As of Friday, 42 cases of the British variant were discovered, and one case of the South African strain.
But health experts expect those numbers to rise, as both variants are known to spread quickly.
"The variant strains do have differences in their proportion that causes binding to human cells," said Dr. Douglas Kasper of the University of Illinois College of Medicine, Peoria. "It has changed the ability of those strains of coronavirus to bind. It binds more tightly."

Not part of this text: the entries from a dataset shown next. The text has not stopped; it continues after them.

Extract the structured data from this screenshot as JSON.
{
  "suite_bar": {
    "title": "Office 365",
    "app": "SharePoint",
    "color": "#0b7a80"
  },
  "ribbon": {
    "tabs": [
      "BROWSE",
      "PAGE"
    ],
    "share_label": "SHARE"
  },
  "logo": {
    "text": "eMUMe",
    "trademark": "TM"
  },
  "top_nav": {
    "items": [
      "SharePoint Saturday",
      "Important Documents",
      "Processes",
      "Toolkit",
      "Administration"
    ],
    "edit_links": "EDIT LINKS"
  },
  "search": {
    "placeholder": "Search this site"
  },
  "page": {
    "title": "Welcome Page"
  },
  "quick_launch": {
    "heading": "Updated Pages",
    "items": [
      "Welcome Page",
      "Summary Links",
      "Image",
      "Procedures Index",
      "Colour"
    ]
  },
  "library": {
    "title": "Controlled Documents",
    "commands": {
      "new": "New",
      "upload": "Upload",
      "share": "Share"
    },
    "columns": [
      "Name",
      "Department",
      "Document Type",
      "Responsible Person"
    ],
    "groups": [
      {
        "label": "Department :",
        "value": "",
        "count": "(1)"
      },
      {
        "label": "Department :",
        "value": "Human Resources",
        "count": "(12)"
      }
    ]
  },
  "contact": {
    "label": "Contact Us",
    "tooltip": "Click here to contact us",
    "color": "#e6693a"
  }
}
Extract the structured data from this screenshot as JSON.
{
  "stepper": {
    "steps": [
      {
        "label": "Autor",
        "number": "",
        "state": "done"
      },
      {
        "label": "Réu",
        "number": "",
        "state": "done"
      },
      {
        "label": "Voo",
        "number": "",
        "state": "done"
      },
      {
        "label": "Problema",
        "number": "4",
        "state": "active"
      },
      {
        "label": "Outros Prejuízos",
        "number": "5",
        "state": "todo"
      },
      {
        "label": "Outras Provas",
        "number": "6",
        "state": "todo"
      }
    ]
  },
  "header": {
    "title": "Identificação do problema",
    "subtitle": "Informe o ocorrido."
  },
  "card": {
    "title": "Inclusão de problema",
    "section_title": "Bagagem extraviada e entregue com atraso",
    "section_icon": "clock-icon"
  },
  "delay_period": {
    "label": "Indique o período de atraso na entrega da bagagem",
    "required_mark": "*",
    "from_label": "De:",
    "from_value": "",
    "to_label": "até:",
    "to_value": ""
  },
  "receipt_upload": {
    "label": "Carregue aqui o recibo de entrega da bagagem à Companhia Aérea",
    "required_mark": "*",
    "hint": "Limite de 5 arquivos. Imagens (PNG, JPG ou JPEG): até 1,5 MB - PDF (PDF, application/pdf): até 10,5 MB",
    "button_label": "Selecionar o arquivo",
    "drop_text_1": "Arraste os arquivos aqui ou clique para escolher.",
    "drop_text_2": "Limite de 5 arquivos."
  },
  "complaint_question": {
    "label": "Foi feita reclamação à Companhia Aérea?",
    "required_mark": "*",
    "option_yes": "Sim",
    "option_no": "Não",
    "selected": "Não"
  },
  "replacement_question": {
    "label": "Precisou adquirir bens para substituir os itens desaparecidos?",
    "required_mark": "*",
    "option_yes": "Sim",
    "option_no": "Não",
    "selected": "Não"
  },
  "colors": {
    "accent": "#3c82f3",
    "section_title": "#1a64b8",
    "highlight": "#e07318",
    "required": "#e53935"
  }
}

Kasper says it is common for viruses to mutate and assume new forms, but the concern is how to track those different strains.
Most labs in the US that process COVID-19 tests don't have the equipment needed to identify new variants - at least for now.
"The manufacturers of commercial-grade testing will have the ability to update tests to allow for variant strain detection in the future," Kasper said.
The good news is, data shows that current vaccines on the market are proving effective against these new strains.
However, vaccine rollout in Central Illinois continues to be an issue, and the weather hasn't made it any easier.
"Sometimes I feel like a magic 8-ball might give me the best response," Peoria public health administrator Monica Hendrickson said. "We are really adhering to not only production, but now we've learned this week, as well - weather."
Data shows these COVID variants are linked to a higher number of hospital stays.
But Dr. Kasper says we can use the same measures we use now to help prevent further spread.
Washing hands, social distancing, and getting vaccinated when it is your turn, to name a few.